Some personal highlights, in five minutes or less.
I spent the past couple of days attending the scientific talks at EuroSciPy 2014. Everything seemed to run smoothly, and hit about the right balance of packing a lot in without being overwhelming, so kudos to the organisers. I've summarised my personal highlights, with the relevant links in case anything piques your interest. (Even if no-one else reads it, at least I'll be able to find the links in six months.) I've tended towards the more generally applicable Python stuff, as opposed to domain-specific talks.
I think all talks were recorded - if those become available I'll update the post. This list is simply in chronological order.
Julia
The opening keynote was about the Julia programming language. While I'd heard a little about Julia before, this was my first proper introduction, and I'm seriously impressed. It seems that, even to those of us stuck in our Python mindset for general work, Julia provides a credible, high-level alternative to C / C++ / Fortran for writing high-performance inner-loop code, which is quite the achievement in itself. And for those who want to properly jump ship, you can take your Python ecosystem with you - the interoperability is quite amazing, including that of IPython Notebook / Julia-Jupyter.
Astropy
While I'm reasonably familiar with astropy, it was nice to get an update, and a quick look at the units module, which I hadn't come across before - I can see that being useful for a lot of complex physical simulation projects, not just in astronomy. Even more generally applicable, their asv (airspeed velocity) performance testing tool looks really nice, and is available as a standalone package.
Sloth-Hunting
(AKA Neural Networks for Computer Vision.)
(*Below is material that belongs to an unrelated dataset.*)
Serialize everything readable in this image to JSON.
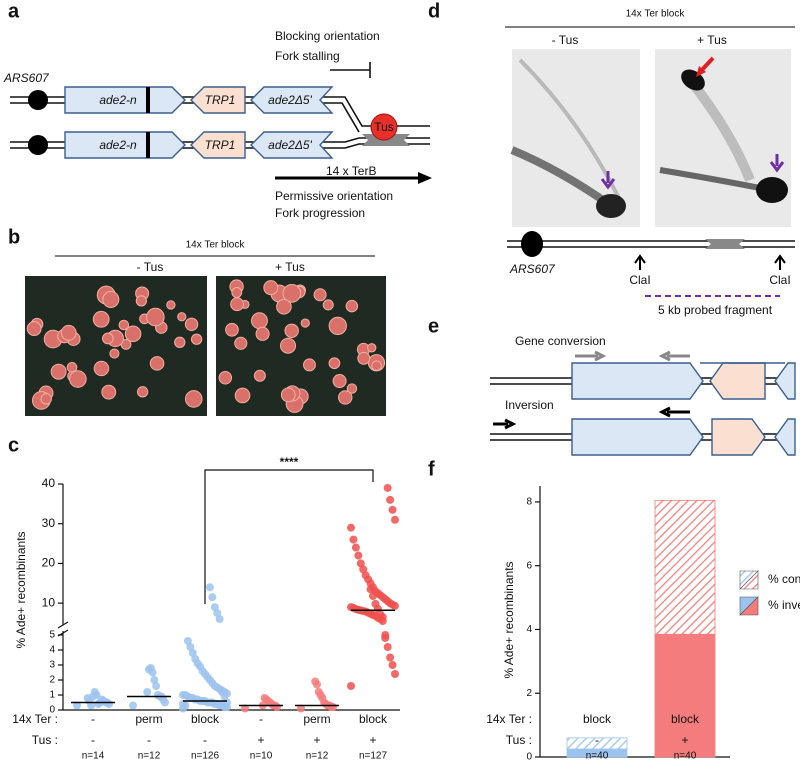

Re-using a feature network (expensively) trained for cat / dog recognition, together with some fresh classifier weights for a rapid adaptation to sloth hunting. Lots of fun. (Ok, this was kind of specific, but who doesn't love sloths?)
Vispy
Vispy is a Python package for high-quality interactive OpenGL plotting, providing rich plots in two and three dimensions. This was the first I've heard of Vispy, and I'm not quite sure when I'll use it yet, but I'll definitely keep it in mind. As opposed to say, Blender, which is a largely polygonal (and hence pre-rendered) 3D modelling tool, Vispy makes extensive use of OpenGL trickery. This allows more efficient rich and even interactive plotting - for example you might graph thousands of points as little spheres, without actually needing (say) a hundred polygons per sphere - you just feed their positions and radii into the OpenGL engine.
Plotly
Plotly allows collaboration on plots across different languages and tools, which is smart. Adds a user-friendly web-interface for tweaking and annotating. They've also open-sourced a scientific plotting library for Javascript; plotly.js. As the speaker might have put it: sweet!
Biggus
Biggus provides deferred access Numpy arrays, allowing for (basic) lazy evaluation in Python. Useful for massive data arrays that might not even fit in RAM. I suspect I won't really understand how this works until I try using it, so I'm not going to attempt to explain further, but certainly worth noting.
Dill / Pathos
It seems Mike McKerns has been on a one-man mission to fix heterogeneous cluster computing in Python. Interesting stuff, and definitely bookmarked for future trials.
DyND
Finally, DyND provides an N-dimensional array handling library for C++, with Python wrappers from the get-go! Very excited about this, since I think it really fills a gap in the Python/C++ interface space. I've been thinking of trying Boost.NumPy for this sort of problem, but using something that's a first-class C++ library from the start sounds like a better way of going about it.
EuroSciPy is back to Cambridge in 2015 - see you there next year!